MEASURE requires testing the AI system's behavior against its intended purpose. For memory architectures, this means: How will you measure whether the approach is working? For RAG, retrieval precision and recall are measurable. For fine-tuning, you need evaluation sets that test both fluency and factual accuracy. For extended context, you need to verify the model actually uses the injected context and doesn't ignore it.
If the AI system informs decisions that affect others, Art.13 requires that users understand how the system works. RAG provides a transparency advantage: every answer can reference the retrieved document. Fine-tuning cannot provide this traceability. This is not a blocker for fine-tuning — but it is a governance constraint that must be addressed through other means if fine-tuning is chosen for high-stakes applications.
Hybrid approaches are valid but expensive. Build one approach correctly before combining two imperfectly.
In the lab, you'll take a position on each of the three teams' approaches. You'll be challenged. Three things will make your position defensible.

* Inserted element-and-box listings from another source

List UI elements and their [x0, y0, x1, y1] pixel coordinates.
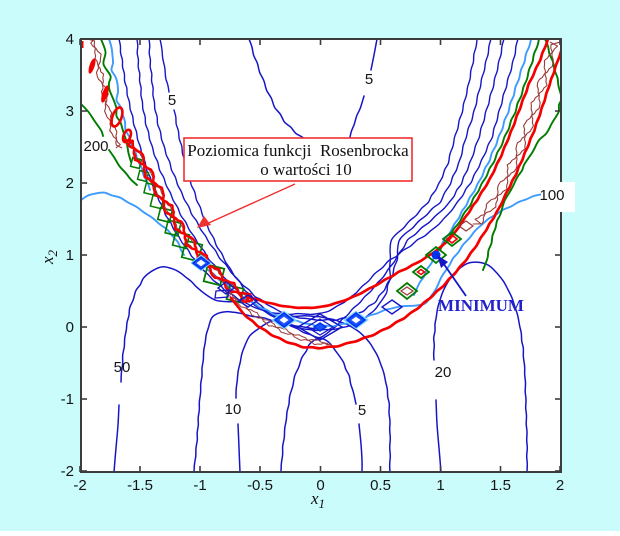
svg-text:50: 50 — [114, 359, 131, 376]
svg-text:5: 5 — [358, 402, 366, 419]
svg-text:100: 100 — [539, 187, 564, 204]
svg-text:1: 1 — [66, 247, 74, 264]
svg-text:0: 0 — [66, 319, 74, 336]
svg-text:5: 5 — [365, 71, 373, 88]
svg-text:2: 2 — [66, 175, 74, 192]
svg-text:-1.5: -1.5 — [127, 477, 153, 494]
svg-text:-1: -1 — [193, 477, 206, 494]
svg-text:MINIMUM: MINIMUM — [438, 296, 524, 315]
svg-text:1.5: 1.5 — [490, 477, 511, 494]
svg-text:1: 1 — [436, 477, 444, 494]
svg-text:-1: -1 — [61, 391, 74, 408]
svg-text:-2: -2 — [61, 463, 74, 480]
svg-text:10: 10 — [225, 401, 242, 418]
svg-text:0.5: 0.5 — [370, 477, 391, 494]
svg-text:Poziomica funkcji Rosenbrocka: Poziomica funkcji Rosenbrocka — [187, 141, 409, 160]
svg-text:5: 5 — [168, 92, 176, 109]
svg-text:3: 3 — [66, 103, 74, 120]
svg-text:0: 0 — [316, 477, 324, 494]
svg-text:o wartości 10: o wartości 10 — [260, 160, 352, 179]
svg-text:2: 2 — [556, 477, 564, 494]
svg-text:200: 200 — [83, 138, 108, 155]
svg-text:20: 20 — [435, 364, 452, 381]
svg-text:-0.5: -0.5 — [247, 477, 273, 494]
svg-text:4: 4 — [66, 31, 74, 48]
svg-text:-2: -2 — [73, 477, 86, 494]
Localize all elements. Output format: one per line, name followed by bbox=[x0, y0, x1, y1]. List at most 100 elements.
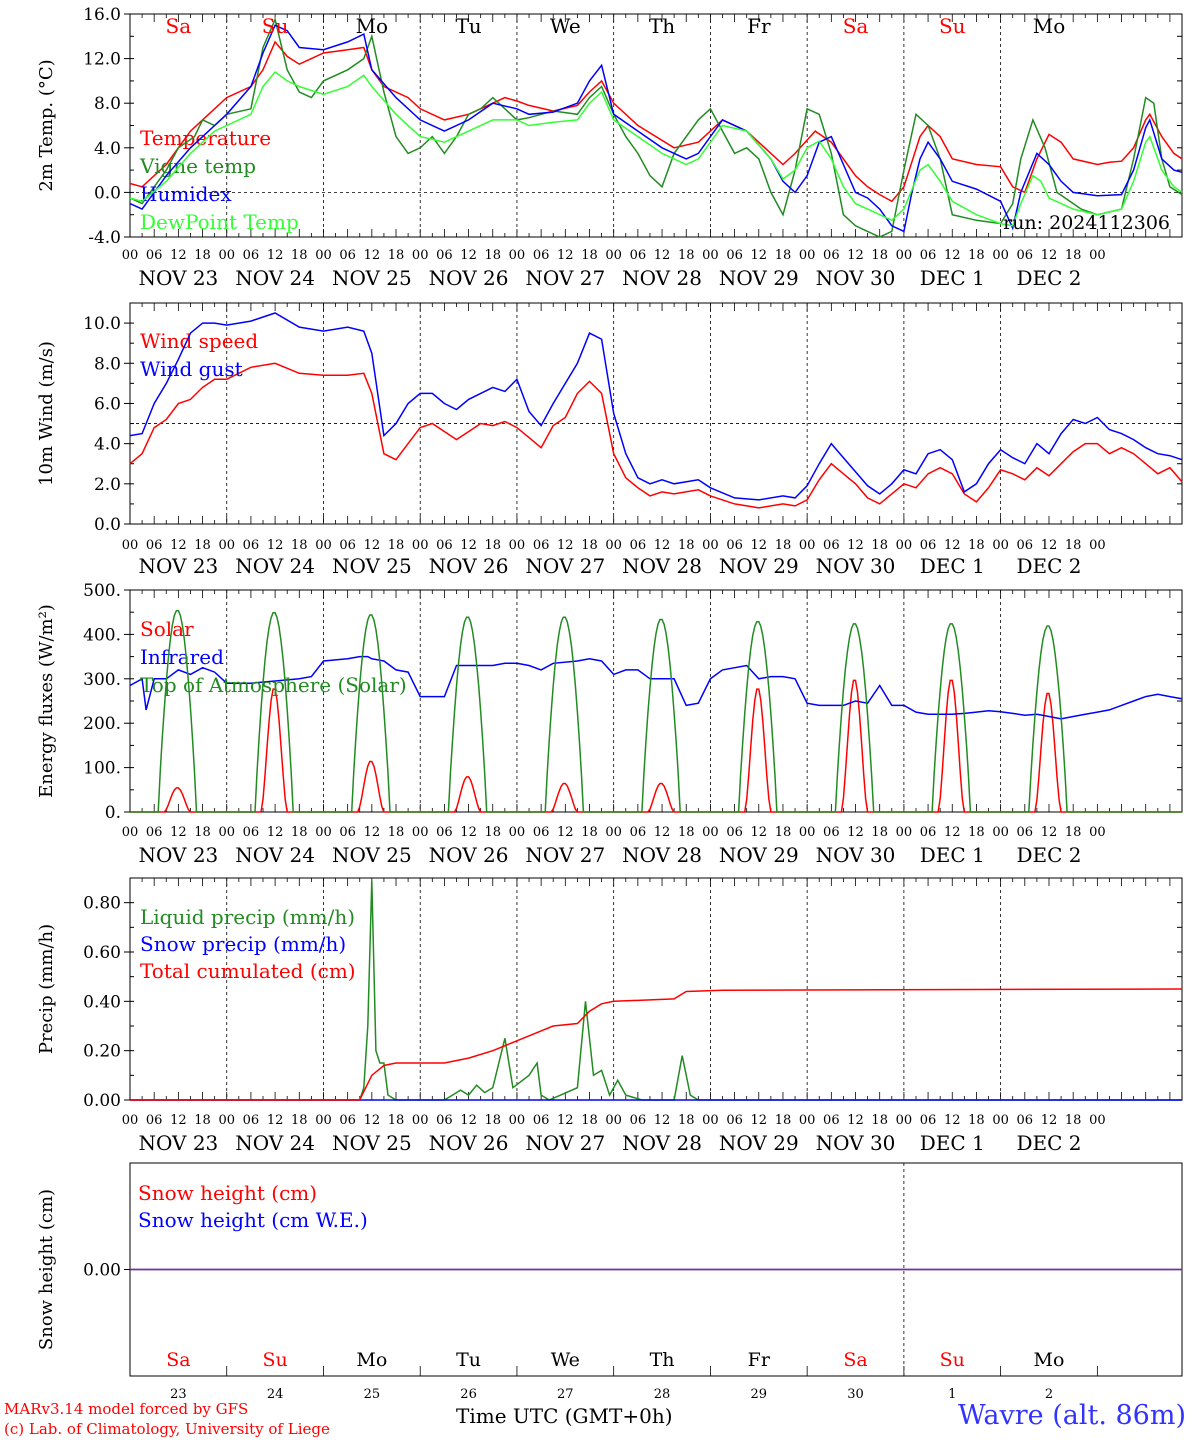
weekday-label-bottom: We bbox=[551, 1349, 580, 1371]
weekday-label-bottom: Th bbox=[650, 1349, 675, 1371]
hour-label: 18 bbox=[775, 825, 792, 840]
hour-label: 06 bbox=[436, 825, 453, 840]
date-label: NOV 23 bbox=[138, 266, 218, 290]
legend-entry: Wind gust bbox=[140, 357, 243, 381]
hour-label: 06 bbox=[243, 1113, 260, 1128]
hour-label: 06 bbox=[533, 1113, 550, 1128]
hour-label: 00 bbox=[218, 1113, 235, 1128]
hour-label: 06 bbox=[1017, 248, 1034, 263]
hour-label: 06 bbox=[630, 825, 647, 840]
hour-label: 06 bbox=[146, 248, 163, 263]
date-label: NOV 27 bbox=[525, 1131, 605, 1155]
hour-label: 18 bbox=[388, 248, 405, 263]
date-label: NOV 30 bbox=[816, 843, 896, 867]
weekday-label-bottom: Sa bbox=[166, 1349, 190, 1371]
y-tick-label: 200. bbox=[83, 714, 121, 734]
hour-label: 00 bbox=[315, 825, 332, 840]
hour-label: 06 bbox=[726, 248, 743, 263]
legend-entry: Humidex bbox=[140, 182, 232, 206]
hour-label: 12 bbox=[557, 825, 574, 840]
weekday-label: Mo bbox=[1033, 14, 1066, 38]
hour-label: 18 bbox=[678, 1113, 695, 1128]
run-annotation: run: 2024112306 bbox=[1003, 212, 1170, 234]
hour-label: 12 bbox=[170, 538, 187, 553]
hour-label: 00 bbox=[702, 825, 719, 840]
y-axis-label: Energy fluxes (W/m²) bbox=[36, 604, 57, 798]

Volume, dynamism, or auditability — which one is the deciding factor for this scenario? State it explicitly. "I'm recommending RAG because the knowledge is dynamic and citations are required" is a defensible position. "RAG is usually better" is not.
Every architecture fails in a specific way. Naming the failure mode of your chosen approach before being challenged shows you understand the tradeoffs. It also defines what you'd monitor in production.
If a counterargument changes your mind, say which argument changed it and why. "You're right that the 150-document corpus fits in context — I'm revising my recommendation to extended context for now, with a migration plan to RAG when the corpus exceeds 200 documents" is a strong position change. "OK maybe" is not.
You'll apply all three to each scenario in the lab.